The new capital will be used to fuel the company’s R&D and growth for their enterprise-focused MLOps orchestration platform.

“Building generative AI applications is a core need for enterprises today. However, the adoption of generative AI is far behind the rate of new developments. It’s because enterprises struggle with four bottlenecks: lack of standardised workflows, high costs leading to poor ROI, data privacy, and the need to control and customise the system to avoid downtime and limits from other services,” said Amritanshu Jain, Co-founder and CEO, Simplismart. 

Founded by Amritanshu Jain and Devansh Ghatak in 2022, Simplismart is a cloud-based MLOps workflow orchestration platform that helps organisations fine-tune, deploy, and observe models at scale. 

In the span of two years and with less than $1 million in initial funding, Simplismart claims to have outperformed public benchmarks by developing the world’s fastest inference engine. This engine enables organisations to execute machine learning models at speed, enhancing performance while reducing costs. 

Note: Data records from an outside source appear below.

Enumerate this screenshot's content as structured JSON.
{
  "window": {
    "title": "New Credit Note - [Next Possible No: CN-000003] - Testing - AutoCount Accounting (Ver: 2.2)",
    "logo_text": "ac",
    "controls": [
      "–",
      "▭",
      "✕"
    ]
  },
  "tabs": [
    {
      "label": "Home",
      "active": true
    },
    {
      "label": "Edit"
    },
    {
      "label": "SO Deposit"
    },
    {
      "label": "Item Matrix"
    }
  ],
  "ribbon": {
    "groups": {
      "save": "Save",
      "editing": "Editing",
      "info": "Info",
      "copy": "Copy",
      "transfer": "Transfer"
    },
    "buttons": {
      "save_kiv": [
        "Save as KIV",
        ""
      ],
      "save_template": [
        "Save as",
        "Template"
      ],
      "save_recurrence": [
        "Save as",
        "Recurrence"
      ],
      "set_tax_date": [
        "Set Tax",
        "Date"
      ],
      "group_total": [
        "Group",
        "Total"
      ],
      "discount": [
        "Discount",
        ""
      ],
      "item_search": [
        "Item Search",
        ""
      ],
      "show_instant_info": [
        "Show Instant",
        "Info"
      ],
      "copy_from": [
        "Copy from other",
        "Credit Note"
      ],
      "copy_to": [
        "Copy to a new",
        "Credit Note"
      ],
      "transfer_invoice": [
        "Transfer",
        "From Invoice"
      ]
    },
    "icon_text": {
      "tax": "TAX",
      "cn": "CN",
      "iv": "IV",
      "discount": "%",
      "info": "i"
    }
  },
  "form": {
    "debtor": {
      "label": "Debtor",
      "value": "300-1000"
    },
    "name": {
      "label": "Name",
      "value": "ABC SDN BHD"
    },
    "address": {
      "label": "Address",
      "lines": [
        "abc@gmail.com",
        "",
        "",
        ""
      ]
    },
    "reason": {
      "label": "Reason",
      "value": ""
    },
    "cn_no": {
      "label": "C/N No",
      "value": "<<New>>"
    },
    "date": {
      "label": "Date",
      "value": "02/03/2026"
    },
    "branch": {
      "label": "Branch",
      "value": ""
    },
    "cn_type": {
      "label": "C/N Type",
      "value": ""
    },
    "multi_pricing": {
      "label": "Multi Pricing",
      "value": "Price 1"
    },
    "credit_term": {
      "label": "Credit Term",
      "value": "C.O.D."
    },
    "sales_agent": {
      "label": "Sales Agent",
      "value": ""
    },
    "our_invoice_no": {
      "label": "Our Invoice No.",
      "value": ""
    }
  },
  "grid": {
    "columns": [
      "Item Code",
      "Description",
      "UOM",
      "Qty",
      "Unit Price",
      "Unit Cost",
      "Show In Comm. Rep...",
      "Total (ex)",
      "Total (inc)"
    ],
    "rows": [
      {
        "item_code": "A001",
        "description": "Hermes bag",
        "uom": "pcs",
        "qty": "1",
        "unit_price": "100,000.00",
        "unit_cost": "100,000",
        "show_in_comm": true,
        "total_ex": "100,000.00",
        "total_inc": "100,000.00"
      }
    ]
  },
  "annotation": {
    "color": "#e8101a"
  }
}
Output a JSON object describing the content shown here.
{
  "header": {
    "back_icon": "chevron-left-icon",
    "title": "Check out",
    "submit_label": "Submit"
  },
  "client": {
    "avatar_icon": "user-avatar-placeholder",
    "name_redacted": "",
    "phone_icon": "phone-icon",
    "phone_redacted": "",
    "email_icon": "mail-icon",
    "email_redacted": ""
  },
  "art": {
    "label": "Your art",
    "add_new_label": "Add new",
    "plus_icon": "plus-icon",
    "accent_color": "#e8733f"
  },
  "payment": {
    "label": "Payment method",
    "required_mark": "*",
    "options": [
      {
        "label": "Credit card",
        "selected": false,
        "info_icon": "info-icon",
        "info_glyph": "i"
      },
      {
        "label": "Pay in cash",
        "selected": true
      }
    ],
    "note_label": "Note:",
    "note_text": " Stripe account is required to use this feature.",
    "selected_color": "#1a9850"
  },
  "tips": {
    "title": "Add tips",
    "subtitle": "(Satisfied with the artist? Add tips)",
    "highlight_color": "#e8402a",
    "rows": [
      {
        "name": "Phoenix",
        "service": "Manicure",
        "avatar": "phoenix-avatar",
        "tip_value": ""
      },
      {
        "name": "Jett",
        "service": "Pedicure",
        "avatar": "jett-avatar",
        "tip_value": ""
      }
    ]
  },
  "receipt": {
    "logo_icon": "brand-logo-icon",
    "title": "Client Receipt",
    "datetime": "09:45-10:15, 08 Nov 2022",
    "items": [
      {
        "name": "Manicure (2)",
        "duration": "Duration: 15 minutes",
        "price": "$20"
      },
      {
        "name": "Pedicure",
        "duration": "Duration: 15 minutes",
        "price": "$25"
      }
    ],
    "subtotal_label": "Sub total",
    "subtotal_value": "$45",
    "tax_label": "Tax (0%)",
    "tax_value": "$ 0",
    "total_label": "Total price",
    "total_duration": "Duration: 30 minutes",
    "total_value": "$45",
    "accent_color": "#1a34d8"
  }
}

“As GenAI undergoes its Cambrian explosion moment, developers are starting to realise that customising & deploying open-source models on their infrastructure carries significant merit; it unlocks control over performance, costs, customizability over proprietary data, flexibility in the backend stack, and high levels of privacy/security. Not only did Simplismart identify this opportunity early, but with a small team, they have already begun serving some of India’s fastest-growing AI-powered companies in production,” said Anand Daniel, Partner at Accel. 

For instance, its software-based optimisations allow Google‘s AI model Llama3.1 (8B) to operate at a rate of over 440 tokens per second. 

Unlike many competitors who prioritise hardware enhancements or cloud solutions, Simplismart has achieved this improvement through a MLOps platform designed specifically for on-premises enterprise environments and agnostic towards choice of model and cloud platform.